Corrupting Companions

Have you ever had a friend that you knew wasn't "good" for you? A friend that gives/gave you "permission" to be less than what God wants/wanted you to be?

MY STORY
I had a friend like that growing up. I begged for time with her, berated and argued with my parents for freedom to be friends with her, and told them not to worry- she was a Christian! She was then and is now a close friend. I'm thankful for our friendship now, and I'm thankful that she is now walking with the Lord.

But growing up with that friendship as my closest friendship gave me "permission" to do many things I'm now ashamed of, to walk in ways that led to sin, and to be exposed to things that I never would have otherwise known about. That friendship was my one "invitation to the party" of sin, so to speak. If that one friendship hadn't existed, or hadn't been allowed to continue, how many things might have been different in my adolescent and teenage years?

I am sharing this not as a confession of sin (as these things have all been long confessed and openly acknowledged), as a complaint against my parents (as I understand the struggle they went through over this friendship, and know they did the best they could), nor as a regret of the ultimate outcome of that friendship (as I dearly love this friend of mine and God has graciously brought us both to walk with Him as adults), but as a way of encouraging you to help your children to select good friends, and as a challenge to you to pull your children out of harms way in this area.

CONFLICTING FEELINGS
We all want our children to grow up to be responsible adults; ideally, we want them to have enough freedom to make "affordable mistakes" while they're still at home. Part of the conflict that I know my own parents dealt with has to do with freedom vs. protection. How much should we interfere? Shouldn't we let our children "learn the ropes" of friendship through the hard knocks that come on the playground and the backyard?

But my exhortation to you is this: "bad company corrupts good character". You CAN and you should protect your children in this way.

If my parents had tried to interfere, would I have fought tooth and nail to keep this friendship? Yes. Would I have been angry and hateful and spouted venomous words? Yes. Would I have acted as if the whole world was coming to an end and I would never have forgiven them? Yes. But would I have gotten over it eventually? Yes. And would I ultimately have been far more protected from the influences of the world? Yes, I believe so.

WHAT CAN BE DONE
Again, this is not a condemnation of my friend or my parents, as I love them all very much, and am extremely grateful for the grace of God that rescued me (and her) from the pit.

But this
is a challenge to you: be strong. Be the parent. Be the protector of this person that God has entrusted to you. If your child is enamored with a friend who is enamored with the world, start now to help your child put distance between them. If they fight you on it, be firm. If your child is not yet involved in such a friendship, begin now to build this into their internal conscience: to know how to evaluate and select godly friends. To know when to back off from a relationship that would tear them down. To recognize that this is not an area you want to have to "step into". Let them know that you love them enough to step in if they make a really bad choice in this area (just as you would do if they were about to put their hand on a hot burner). Build this into your child's character as an area that will prove critical to their adolescent and young adult lives.

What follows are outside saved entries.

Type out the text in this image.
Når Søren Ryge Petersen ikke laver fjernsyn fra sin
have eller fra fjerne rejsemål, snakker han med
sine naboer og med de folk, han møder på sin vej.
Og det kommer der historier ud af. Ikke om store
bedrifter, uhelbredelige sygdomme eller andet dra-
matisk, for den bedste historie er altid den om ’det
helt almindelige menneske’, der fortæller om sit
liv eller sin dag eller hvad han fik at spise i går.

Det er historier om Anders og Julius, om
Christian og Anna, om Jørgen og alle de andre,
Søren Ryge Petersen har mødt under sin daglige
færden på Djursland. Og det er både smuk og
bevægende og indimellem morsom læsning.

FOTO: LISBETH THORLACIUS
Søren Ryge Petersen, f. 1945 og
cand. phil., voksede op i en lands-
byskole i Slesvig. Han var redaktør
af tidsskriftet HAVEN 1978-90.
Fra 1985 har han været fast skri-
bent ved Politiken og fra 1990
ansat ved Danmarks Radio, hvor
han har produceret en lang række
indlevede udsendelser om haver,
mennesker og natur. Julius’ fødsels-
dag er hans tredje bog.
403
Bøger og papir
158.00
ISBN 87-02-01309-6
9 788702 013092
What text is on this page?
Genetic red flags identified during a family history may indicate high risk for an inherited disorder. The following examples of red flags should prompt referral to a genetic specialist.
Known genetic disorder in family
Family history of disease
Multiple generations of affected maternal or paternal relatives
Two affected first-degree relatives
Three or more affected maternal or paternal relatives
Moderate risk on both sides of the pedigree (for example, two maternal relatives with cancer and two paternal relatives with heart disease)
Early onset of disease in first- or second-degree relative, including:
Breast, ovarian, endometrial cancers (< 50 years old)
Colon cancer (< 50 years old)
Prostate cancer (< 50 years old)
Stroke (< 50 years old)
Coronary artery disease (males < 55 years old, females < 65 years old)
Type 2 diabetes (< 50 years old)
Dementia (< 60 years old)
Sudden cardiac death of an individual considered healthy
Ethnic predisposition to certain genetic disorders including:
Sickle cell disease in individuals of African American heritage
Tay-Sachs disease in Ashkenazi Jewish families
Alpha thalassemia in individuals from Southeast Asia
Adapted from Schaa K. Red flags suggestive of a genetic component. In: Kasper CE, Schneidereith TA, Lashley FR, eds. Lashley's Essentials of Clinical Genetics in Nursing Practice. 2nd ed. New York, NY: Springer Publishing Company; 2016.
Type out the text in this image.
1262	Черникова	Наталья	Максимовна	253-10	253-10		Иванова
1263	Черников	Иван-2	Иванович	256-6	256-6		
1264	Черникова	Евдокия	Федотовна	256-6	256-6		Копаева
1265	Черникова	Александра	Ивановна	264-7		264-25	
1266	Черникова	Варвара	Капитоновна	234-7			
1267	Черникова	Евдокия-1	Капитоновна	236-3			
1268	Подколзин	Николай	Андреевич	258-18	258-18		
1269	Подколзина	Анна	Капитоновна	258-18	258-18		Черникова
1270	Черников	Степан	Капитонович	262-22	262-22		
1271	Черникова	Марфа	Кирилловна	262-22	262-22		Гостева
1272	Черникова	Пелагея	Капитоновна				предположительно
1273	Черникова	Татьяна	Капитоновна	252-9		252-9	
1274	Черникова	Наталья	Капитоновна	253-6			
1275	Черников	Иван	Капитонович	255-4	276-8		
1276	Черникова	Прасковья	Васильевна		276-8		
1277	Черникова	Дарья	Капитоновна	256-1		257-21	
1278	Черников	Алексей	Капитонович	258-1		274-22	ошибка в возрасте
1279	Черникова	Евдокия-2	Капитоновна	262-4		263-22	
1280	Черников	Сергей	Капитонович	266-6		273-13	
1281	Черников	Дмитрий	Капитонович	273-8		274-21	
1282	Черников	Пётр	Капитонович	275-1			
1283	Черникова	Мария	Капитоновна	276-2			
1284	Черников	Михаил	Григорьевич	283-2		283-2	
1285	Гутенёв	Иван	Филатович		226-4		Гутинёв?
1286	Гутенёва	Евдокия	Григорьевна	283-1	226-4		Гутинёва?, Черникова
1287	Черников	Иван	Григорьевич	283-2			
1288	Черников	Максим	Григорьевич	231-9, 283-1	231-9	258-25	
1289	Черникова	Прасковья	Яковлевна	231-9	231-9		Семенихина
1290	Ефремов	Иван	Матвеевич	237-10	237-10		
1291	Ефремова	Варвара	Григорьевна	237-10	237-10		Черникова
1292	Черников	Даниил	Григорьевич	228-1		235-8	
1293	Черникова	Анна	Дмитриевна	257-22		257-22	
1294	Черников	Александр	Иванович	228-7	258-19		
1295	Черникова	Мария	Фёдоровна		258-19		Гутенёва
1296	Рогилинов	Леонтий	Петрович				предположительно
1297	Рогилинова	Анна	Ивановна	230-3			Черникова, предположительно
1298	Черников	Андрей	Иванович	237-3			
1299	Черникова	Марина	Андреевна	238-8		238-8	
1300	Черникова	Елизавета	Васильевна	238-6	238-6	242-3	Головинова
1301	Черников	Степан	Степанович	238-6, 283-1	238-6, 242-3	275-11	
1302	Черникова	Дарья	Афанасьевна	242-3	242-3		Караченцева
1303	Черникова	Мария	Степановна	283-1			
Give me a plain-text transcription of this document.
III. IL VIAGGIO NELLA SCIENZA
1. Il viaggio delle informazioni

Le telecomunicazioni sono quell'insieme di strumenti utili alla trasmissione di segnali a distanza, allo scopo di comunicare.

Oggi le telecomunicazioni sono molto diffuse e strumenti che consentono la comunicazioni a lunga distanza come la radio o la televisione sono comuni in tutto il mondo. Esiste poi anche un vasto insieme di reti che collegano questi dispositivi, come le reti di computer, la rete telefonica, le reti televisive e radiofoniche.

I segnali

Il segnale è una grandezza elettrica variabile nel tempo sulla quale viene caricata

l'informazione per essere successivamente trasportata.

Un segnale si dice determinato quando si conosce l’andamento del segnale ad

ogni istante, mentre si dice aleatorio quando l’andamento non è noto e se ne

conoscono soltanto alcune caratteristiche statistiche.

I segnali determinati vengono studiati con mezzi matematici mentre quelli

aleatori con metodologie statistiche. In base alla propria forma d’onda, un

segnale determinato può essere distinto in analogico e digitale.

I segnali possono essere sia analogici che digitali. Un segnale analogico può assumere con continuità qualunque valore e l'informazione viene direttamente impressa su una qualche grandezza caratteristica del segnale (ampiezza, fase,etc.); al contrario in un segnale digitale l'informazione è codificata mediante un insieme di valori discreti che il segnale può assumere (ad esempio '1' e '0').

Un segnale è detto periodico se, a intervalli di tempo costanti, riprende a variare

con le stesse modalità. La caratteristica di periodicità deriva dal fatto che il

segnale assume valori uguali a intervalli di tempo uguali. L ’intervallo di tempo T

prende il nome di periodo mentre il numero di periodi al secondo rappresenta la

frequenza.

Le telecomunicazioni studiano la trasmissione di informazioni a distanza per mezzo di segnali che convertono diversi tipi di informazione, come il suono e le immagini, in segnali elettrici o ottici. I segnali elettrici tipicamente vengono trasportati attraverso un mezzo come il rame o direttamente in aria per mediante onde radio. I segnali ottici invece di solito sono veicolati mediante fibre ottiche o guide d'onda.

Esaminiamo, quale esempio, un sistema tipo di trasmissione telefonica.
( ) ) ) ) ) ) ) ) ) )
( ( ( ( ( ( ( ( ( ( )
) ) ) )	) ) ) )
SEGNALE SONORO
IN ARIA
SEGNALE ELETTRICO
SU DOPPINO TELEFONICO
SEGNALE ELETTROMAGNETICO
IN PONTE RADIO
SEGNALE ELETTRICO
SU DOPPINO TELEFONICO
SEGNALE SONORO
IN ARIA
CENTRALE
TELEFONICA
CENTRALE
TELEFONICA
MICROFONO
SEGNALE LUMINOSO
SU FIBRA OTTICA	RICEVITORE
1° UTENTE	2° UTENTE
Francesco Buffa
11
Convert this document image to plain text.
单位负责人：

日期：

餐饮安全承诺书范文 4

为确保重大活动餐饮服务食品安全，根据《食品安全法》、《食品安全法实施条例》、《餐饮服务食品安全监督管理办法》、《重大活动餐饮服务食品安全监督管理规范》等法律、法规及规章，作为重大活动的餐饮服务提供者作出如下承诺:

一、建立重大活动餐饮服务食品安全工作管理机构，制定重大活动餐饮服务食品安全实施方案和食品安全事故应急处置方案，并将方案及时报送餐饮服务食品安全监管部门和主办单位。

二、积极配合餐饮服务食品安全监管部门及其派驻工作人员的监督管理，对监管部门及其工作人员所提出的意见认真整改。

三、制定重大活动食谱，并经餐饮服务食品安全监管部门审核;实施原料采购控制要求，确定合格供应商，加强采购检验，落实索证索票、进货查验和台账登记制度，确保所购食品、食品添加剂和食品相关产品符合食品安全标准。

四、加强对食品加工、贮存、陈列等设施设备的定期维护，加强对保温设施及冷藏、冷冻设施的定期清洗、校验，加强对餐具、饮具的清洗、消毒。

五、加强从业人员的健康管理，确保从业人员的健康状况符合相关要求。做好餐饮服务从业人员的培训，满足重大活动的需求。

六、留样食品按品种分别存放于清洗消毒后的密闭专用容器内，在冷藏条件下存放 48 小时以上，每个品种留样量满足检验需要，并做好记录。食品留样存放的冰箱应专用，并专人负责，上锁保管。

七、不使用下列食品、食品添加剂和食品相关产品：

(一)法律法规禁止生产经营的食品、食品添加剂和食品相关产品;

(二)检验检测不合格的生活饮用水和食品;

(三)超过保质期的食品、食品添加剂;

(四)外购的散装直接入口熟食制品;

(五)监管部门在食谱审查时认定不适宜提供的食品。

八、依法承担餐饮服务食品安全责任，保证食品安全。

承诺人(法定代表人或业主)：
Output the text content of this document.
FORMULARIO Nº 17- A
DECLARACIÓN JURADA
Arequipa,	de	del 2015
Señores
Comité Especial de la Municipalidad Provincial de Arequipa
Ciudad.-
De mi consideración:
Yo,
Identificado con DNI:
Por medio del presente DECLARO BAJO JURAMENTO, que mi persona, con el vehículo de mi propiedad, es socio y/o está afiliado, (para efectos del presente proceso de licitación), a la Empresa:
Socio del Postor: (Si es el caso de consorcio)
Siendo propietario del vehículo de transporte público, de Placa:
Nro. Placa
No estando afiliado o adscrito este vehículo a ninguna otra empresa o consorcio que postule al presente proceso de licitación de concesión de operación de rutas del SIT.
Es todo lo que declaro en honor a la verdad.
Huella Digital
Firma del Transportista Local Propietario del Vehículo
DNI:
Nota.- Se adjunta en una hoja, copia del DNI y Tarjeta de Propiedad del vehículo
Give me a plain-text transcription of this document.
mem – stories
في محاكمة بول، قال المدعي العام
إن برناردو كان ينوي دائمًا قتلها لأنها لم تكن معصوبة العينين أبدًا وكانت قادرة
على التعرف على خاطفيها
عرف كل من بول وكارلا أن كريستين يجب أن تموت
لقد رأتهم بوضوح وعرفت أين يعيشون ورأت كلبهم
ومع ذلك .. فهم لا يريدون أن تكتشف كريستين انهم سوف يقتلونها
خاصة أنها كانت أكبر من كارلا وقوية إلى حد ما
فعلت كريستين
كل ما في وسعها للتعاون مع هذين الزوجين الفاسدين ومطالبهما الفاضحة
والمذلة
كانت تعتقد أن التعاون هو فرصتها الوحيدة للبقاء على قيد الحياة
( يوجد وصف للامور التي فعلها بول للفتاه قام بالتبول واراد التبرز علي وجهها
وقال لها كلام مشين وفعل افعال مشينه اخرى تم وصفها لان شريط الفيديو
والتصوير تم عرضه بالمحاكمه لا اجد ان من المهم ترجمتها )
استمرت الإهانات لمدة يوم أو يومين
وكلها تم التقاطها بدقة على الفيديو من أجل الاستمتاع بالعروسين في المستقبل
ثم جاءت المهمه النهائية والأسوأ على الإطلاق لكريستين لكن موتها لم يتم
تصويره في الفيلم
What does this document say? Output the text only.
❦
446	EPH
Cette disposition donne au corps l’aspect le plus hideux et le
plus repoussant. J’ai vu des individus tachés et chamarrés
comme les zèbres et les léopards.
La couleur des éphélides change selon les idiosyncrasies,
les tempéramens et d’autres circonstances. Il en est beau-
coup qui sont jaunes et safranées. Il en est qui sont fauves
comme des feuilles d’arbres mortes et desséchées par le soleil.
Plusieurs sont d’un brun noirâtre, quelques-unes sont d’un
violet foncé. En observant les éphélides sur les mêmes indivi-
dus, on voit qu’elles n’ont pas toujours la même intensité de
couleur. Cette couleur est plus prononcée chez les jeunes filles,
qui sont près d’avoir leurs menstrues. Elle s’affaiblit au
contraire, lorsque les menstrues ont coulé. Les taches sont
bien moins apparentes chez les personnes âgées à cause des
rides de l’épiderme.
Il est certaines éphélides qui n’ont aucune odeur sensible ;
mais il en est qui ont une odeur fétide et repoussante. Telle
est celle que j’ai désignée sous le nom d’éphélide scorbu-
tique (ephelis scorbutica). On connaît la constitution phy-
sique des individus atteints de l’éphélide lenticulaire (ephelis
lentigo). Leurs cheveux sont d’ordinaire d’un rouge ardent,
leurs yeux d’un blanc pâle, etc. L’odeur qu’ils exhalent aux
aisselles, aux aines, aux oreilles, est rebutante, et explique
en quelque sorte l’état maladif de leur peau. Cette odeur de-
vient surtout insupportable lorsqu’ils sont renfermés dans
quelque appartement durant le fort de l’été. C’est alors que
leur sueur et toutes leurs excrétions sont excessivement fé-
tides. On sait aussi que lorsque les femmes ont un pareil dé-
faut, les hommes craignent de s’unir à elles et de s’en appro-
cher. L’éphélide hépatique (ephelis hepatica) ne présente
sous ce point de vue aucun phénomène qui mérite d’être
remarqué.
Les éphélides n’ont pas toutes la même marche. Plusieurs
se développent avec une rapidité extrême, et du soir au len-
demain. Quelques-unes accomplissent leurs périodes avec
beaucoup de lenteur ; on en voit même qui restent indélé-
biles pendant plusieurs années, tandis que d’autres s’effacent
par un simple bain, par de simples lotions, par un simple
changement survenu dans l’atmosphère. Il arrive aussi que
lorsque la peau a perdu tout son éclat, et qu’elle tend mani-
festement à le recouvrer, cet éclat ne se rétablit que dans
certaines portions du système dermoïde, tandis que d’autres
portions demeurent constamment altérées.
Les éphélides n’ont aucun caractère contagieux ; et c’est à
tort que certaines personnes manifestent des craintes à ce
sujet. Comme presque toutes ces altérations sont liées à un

This one area of the companions they keep can set them on the pathway to righteousness or the pathway to sin. You may be saying, "yes, but
YOU came out okay, Jessica. You made it through OK... you're serving God now." And yes, by His grace, all those things are true. And I am SO thankful. I love this friend, and I am thankful for God's grace at work in my life and in hers as well, but this post isn't about my past, but about your child's future.

Ultimately, I just wanted to share my own story and affirm this:
"Do not be deceived: Bad company corrupts good character."

2 comments:

Serena said...

So many parents are afraid of being the "bad guys". I think you've hit the nail squarely on the head, and I hope parents will take this to heart. I had Christian friends who weren't good influences, as well, and I am so incredibly grateful that I was preserved from the things that many of them did. My family moved at the beginning of my highschool years, and I WAS "angry and hateful", and I DID act as though the world was coming to an end, and I DID get over it. And now I see that if we hadn't moved, perhaps I would have been influenced by these friends into behavior that I would have regretted my whole life. I am so thankful that the Lord has preserved me from so much heartbreak.

Anonymous said...

I read this a few days ago and heartily agreed, and now to reread it today I still heartily agree in the midst of my sadness. Just yesterday we had to sever ties to one such friend whose spiritual influence on my children I want to limit - my mom. Her actions and beliefs have become toxic, and my responsibility to raise my children well is more important than remaining in close contact with a believer in unrepentant sin. This post gave me a boost in reminding me that I am doing the right thing for my family, and coming through this experience will give me courage to be firm on the same topic in the future. Thank you.